The UK has seen a significant increase in property prices and demand following lockdowns, and also a shift in buying patterns as people look for more space and flexible working reduces the need to be in or close to cities. However, the country is woefully short in terms of new home building, and with the government targeting 300,000 new homes per year, a number of things need to be addressed if this is to be a reality.
Without doubt the focus must be on SME housebuilders who since 2008 have been left in the cold, with 90% of new homes being delivered by a handful of large companies. This is not only a sign of an unhealthy sector, but reduces competition, quality of homes, diversity of homes and innovation in a time when modern methods and sustainability must be at the forefront.
One of the main issues SME developers face is funding, with traditional banks reluctant to add risk to their portfolios by supporting build projects in this way. We have seen a number of new products and specialist lenders now come to the market, as well as an increased appetite amongst funds and family offices to offer mezzanine and equity funding. Government is continuing to push for support for SMEs in the sector, and a key method of this is continuing support through the ENABLE build guarantee programme.

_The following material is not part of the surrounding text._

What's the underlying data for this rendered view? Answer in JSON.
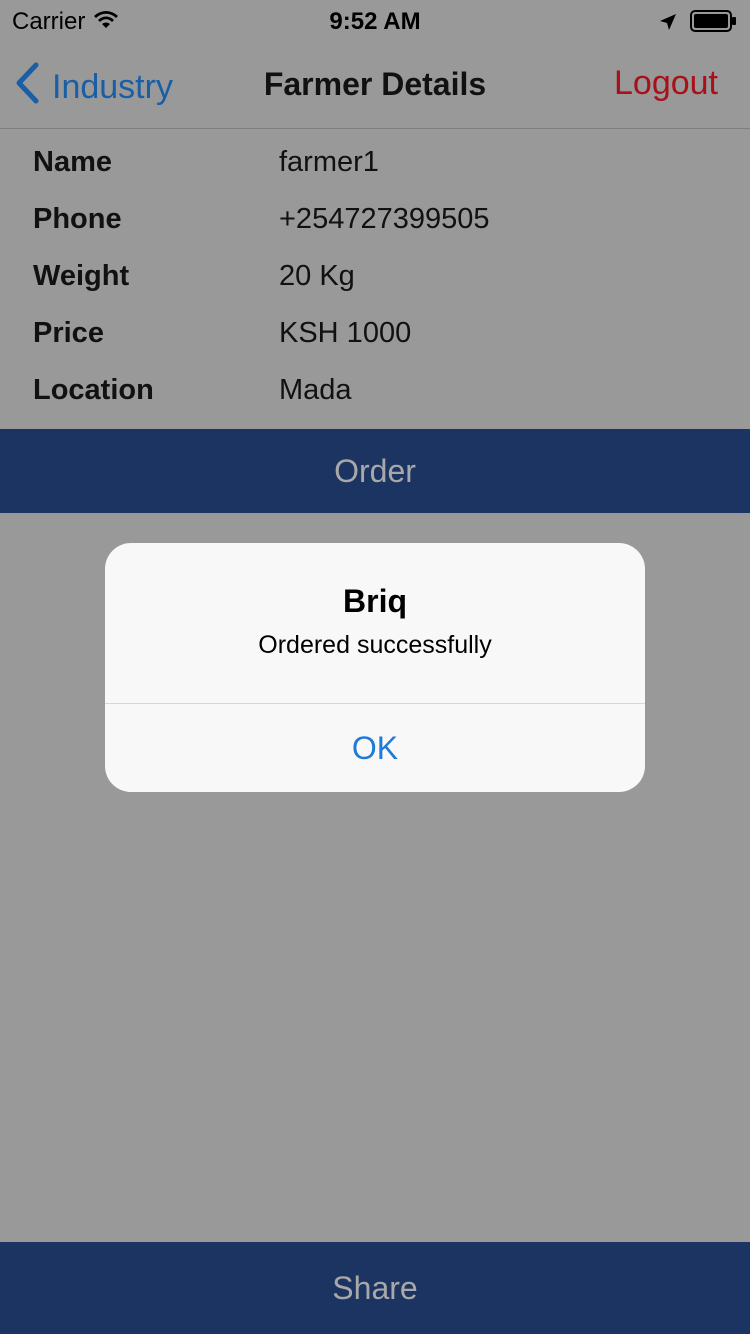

Through the ENABLE programme, the British Bank partners with specialist lenders in the sector to encourage lending to smaller housebuilders by reducing the amount of capital required to be held against such lending by the participating bank. The UK government therefore takes on the lender’s risk on a portion of these loans.
The net result is that for an SME housebuilder, they can reduce the capital required for undertaking a new project by increasing the lending available. For example, a typical development finance package may offer up to 65% loan to GDV for a scheme, with the use of the ENABLE guarantee this can be increased to say 80% loan to GDV. This then means less capital outlay, which in turn results in more projects, larger projects, and increased growth, resulting in more homes being delivered, more job creation, and a competitive and a healthy sector.
There is no doubt that more support is needed, particularly in such areas as the planning process, however with funding a key barrier to entry continued government focus and support of SME housebuilders is a driver in the right direction.